Livy, the Preface to Ab urbe condita

That I am to create a work worthy of its labor by authoring the affairs of the Roman people from the city’s origin in writing, I do not for sure know; and if I were certain, I would dare not say since I see it certainly is a matter of tradition as (such a common one, at that) innovating writers are forever proclaiming their belief they will either contribute something more accurate in their facts, or surpass common tradition in the authorial art. However that will be must still aid the memory of events accomplished—that of the earth’s foremost people—to what extent is possible, and to consider it to decision; and if my reputation’s name might be inaudible amidst so great a writing crowd, on account of their excellence or number’s size, let me take comfort in their obscuring of my fame. The matter is, in addition, of quite the effort as would seek to revisit beyond some seventh century which has ended from the humble beginnings where the state was born that now labors so doggedly; and I do not doubt that, for many readers, the earliest origins and subsequent events revealing them would be less enjoyable for those eager to skip ahead to recent parts where the very strength of so dominant a people prepares its wearing out: Against this, a reward for effort I shall seek that I may turn away from the sight of evils which our time has looked upon so many years, through such times and acts as these I do truly seek as now the past entire with my mind, so free from worry which might, if not quite ply an author’s intention from truth, could still leave one troubled.
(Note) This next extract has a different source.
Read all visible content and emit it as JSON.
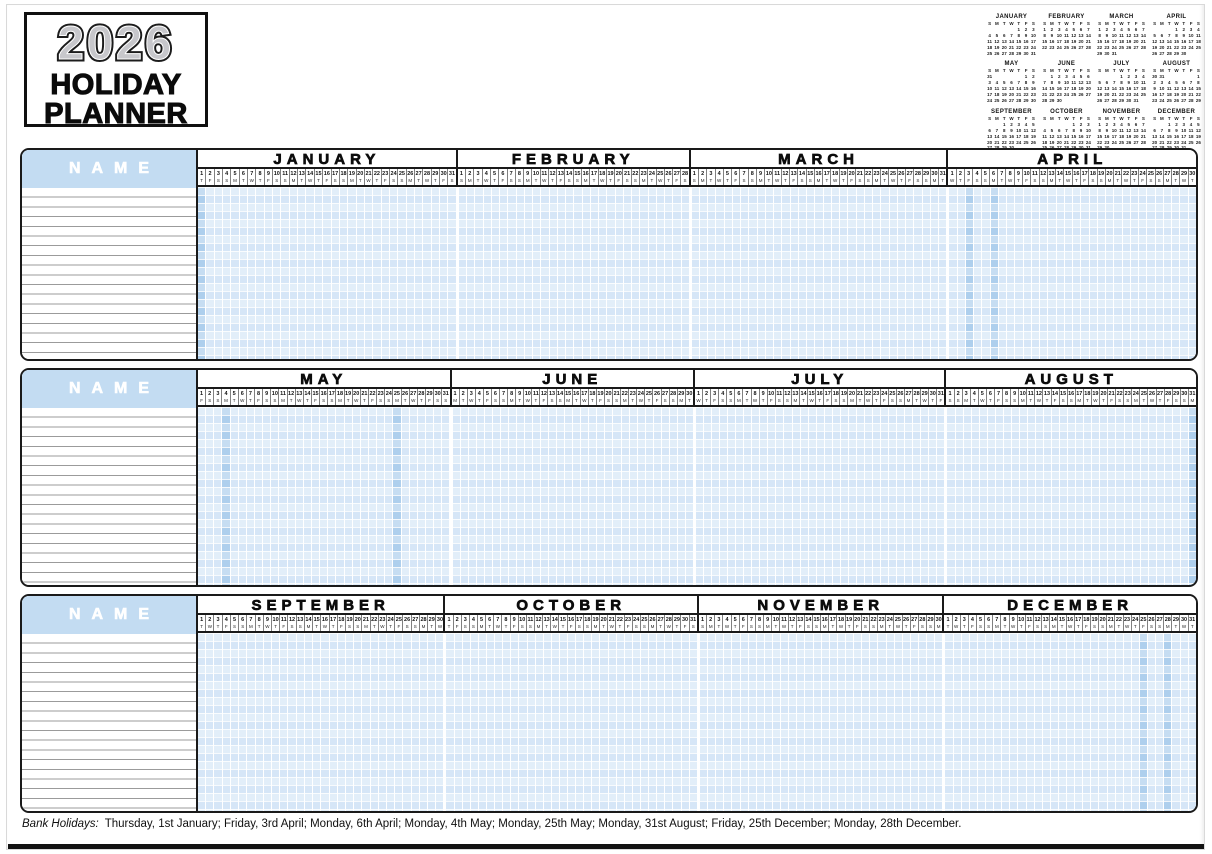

Matters before the founding of the city or its development are related more as the embellishments of poetic tales than handed down the untainted memorials of events achieved; there is no intention willing either to confirm or disprove these things. This, the indulgence granted to the distant past so that it, in intermingling human affairs with matters divine first at the origin of settlements, might make them all the more majestic; and if permitting a people is fit to deify their their own ancestry’s beginnings, the batte-won reknown of the Roman people is such that, since it is said their own father, and that of the founder himself, is a most potent God of War, so also do humankind’s peoples support this race with patience much as they suffer sovereignty. But however it is these facts and matters like them have been observed in judgment, let me not (for my own part) frame them with a great degree of difference: Towards these of my concerns, each person should consider for onself what their life and habits were, through what men and the arts by which—domestic and in war—their dominion both was created and did grow; then bit by bit, with their habit of knowledge falling off, discipline followed behind deteriorating character next as they went farther, further wrong then began to topple down unto these times there arrive neither the capacity to permit our faults nor endure their remedy.

This is that aspect—in acquiring knowledge of events—well-known as beneficial and productive. For you to look upon the documented evidence of every instance set down in an illustrious monument; from there might you take for yourself and own country something to imitate, then some example equally destructive, in the inception as its execution, which you should avoid. Still, either a passion for the occupation already undertaken betrays me, or no people’s state has ever been greater or more venerable, even richer for its instructive examples—but neither have greed and wastefulness relocated so lately to a state, nor has there been a place where such dignity has been so long-standing respect for modest self-control: To such extent, the less there were of possessions, by that much less desired.

Of late, greed for wealth and pleasures too excessively desirous, through their mollifying lust of wasteful ruin and loss, have assailed everything. But charges should be absent from the outset of so assuredly weighty a matter at its inception so that criticisms which will certainly be less than pleasing, though these might perhaps be necessary: With more propitious signs and offerings, prayers to the gods and goddesses—if the custom for poets become also ours,—would we set out a bit more as I will so that my words might deliver fortunate advances to labor freely with such magnitude begun.